We believe Walmart to be a defensive name that can withstand the pressures of the coronavirus pandemic that is at the same time transforming itself for the digital, post-pandemic world. While its scale is well understood and to a large part what allows the name to be so resilient despite a difficult macroeconomic environment, we believe investments into ecommerce are what will provide longer-term upside. On this offensive front, we believe multi-year investments in eCommerce (previously rolling Jet.com into the core online operation) and initiatives such as Walmart+ stand to increase engagement and customer loyalty. Moreover, we believe Walmart to have a strong foothold in the rapidly growing emerging Indian market via its majority ownership of Flipkart. Finally, we believe there to be a budding advertisement business that can leverage the company's omni-channel investments (and resulting data) that has yet to be appreciated by the market.
Shares have been a big underperformer year to date, but this underperformance could mean an opportunity for the future because the stock has gotten very cheap while the fundamentals have remained strong.
Take for example what analysts at Citi said recently in a research note. The analysts, who have a huge $179 price target on Walmart, wrote that they believe "WMT is emerging from the pandemic stronger than ever. The core business strength was evident in 1Q results, and over the next several years we expect strength to be driven by growth in additional higher-margin profit streams such as advertising, fulfillment services, marketplace and FinTech."

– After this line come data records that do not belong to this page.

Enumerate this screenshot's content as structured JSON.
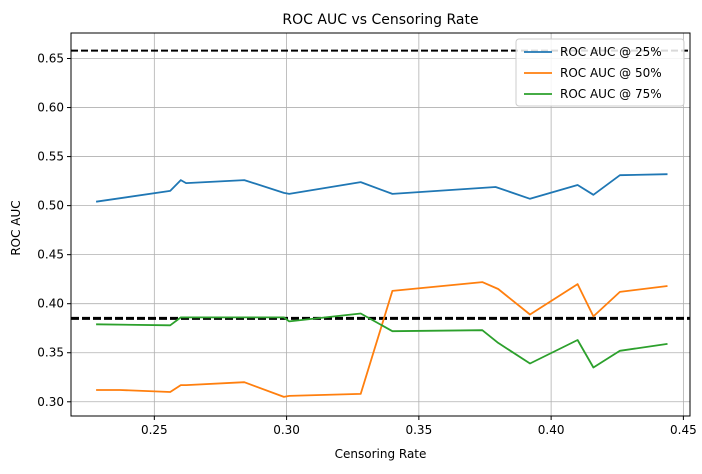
{
  "chart_data": {
    "type": "line",
    "title": "ROC AUC vs Censoring Rate",
    "xlabel": "Censoring Rate",
    "ylabel": "ROC AUC",
    "xlim": [
      0.2185,
      0.4525
    ],
    "ylim": [
      0.2855,
      0.676
    ],
    "xticks": [
      0.25,
      0.3,
      0.35,
      0.4,
      0.45
    ],
    "xtick_labels": [
      "0.25",
      "0.30",
      "0.35",
      "0.40",
      "0.45"
    ],
    "yticks": [
      0.3,
      0.35,
      0.4,
      0.45,
      0.5,
      0.55,
      0.6,
      0.65
    ],
    "ytick_labels": [
      "0.30",
      "0.35",
      "0.40",
      "0.45",
      "0.50",
      "0.55",
      "0.60",
      "0.65"
    ],
    "grid": true,
    "legend_position": "top-right",
    "hlines": [
      {
        "y": 0.658,
        "color": "#000000",
        "style": "dashed"
      },
      {
        "y": 0.385,
        "color": "#000000",
        "style": "dashed"
      }
    ],
    "series": [
      {
        "name": "ROC AUC @ 25%",
        "color": "#1f77b4",
        "x": [
          0.228,
          0.256,
          0.26,
          0.262,
          0.284,
          0.299,
          0.301,
          0.328,
          0.34,
          0.379,
          0.392,
          0.41,
          0.416,
          0.426,
          0.444
        ],
        "y": [
          0.504,
          0.515,
          0.526,
          0.523,
          0.526,
          0.513,
          0.512,
          0.524,
          0.512,
          0.519,
          0.507,
          0.521,
          0.511,
          0.531,
          0.532
        ]
      },
      {
        "name": "ROC AUC @ 50%",
        "color": "#ff7f0e",
        "x": [
          0.228,
          0.237,
          0.256,
          0.26,
          0.262,
          0.284,
          0.299,
          0.301,
          0.328,
          0.34,
          0.374,
          0.38,
          0.392,
          0.41,
          0.416,
          0.426,
          0.444
        ],
        "y": [
          0.312,
          0.312,
          0.31,
          0.317,
          0.317,
          0.32,
          0.305,
          0.306,
          0.308,
          0.413,
          0.422,
          0.415,
          0.389,
          0.42,
          0.387,
          0.412,
          0.418
        ]
      },
      {
        "name": "ROC AUC @ 75%",
        "color": "#2ca02c",
        "x": [
          0.228,
          0.256,
          0.26,
          0.284,
          0.299,
          0.301,
          0.328,
          0.34,
          0.374,
          0.38,
          0.392,
          0.41,
          0.416,
          0.426,
          0.444
        ],
        "y": [
          0.379,
          0.378,
          0.386,
          0.386,
          0.386,
          0.382,
          0.39,
          0.372,
          0.373,
          0.36,
          0.339,
          0.363,
          0.335,
          0.352,
          0.359
        ]
      }
    ]
  }
}
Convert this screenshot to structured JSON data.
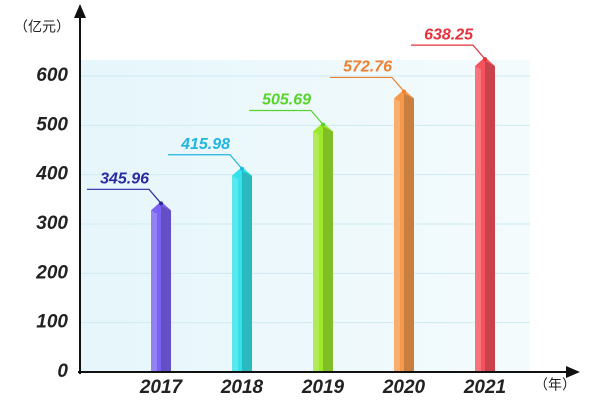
{
  "chart_data": {
    "type": "bar",
    "y_label": "（亿元）",
    "x_label": "（年）",
    "categories": [
      "2017",
      "2018",
      "2019",
      "2020",
      "2021"
    ],
    "values": [
      345.96,
      415.98,
      505.69,
      572.76,
      638.25
    ],
    "colors": [
      "#7a62f2",
      "#33e2ea",
      "#9ee82c",
      "#f59a4c",
      "#f5525c"
    ],
    "label_colors": [
      "#2a2a9e",
      "#1fb6e2",
      "#56d42a",
      "#f08030",
      "#e6303a"
    ],
    "ylim": [
      0,
      600
    ],
    "yticks": [
      0,
      100,
      200,
      300,
      400,
      500,
      600
    ],
    "grid": true
  }
}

Citi also analyzed Walmart through the lens of sum-of-the-parts to better understand how the core Walmart was being valued along with additional profit streams like Sam's Club and ownership stakes in Walmex, JD, Massmart, and Flipkart. When they backed out their implied valuations on these five separate businesses, what they found in their work was that the core Walmart trades at a significant discount to its peers. In fact, Citi believes the core Walmart trades at about a 10.4x 2021 EBITDA multiple compared to a peer group consisting of Costco, BJ Wholesale, Dollar Tree, Dollar General, and Target that trades at about 13x. We think this is too big of a discount given the quality nature of Walmart and the market share gains over the past year.
Given the 2021 EBITDA of 39.26 billion, a desired 13x multiple would place the market cap of WMT at 510.38 billion. Given the 2.80 billion shares outstanding, the desired 510.38 billion market cap places the price of WMT at 182.3$ per share.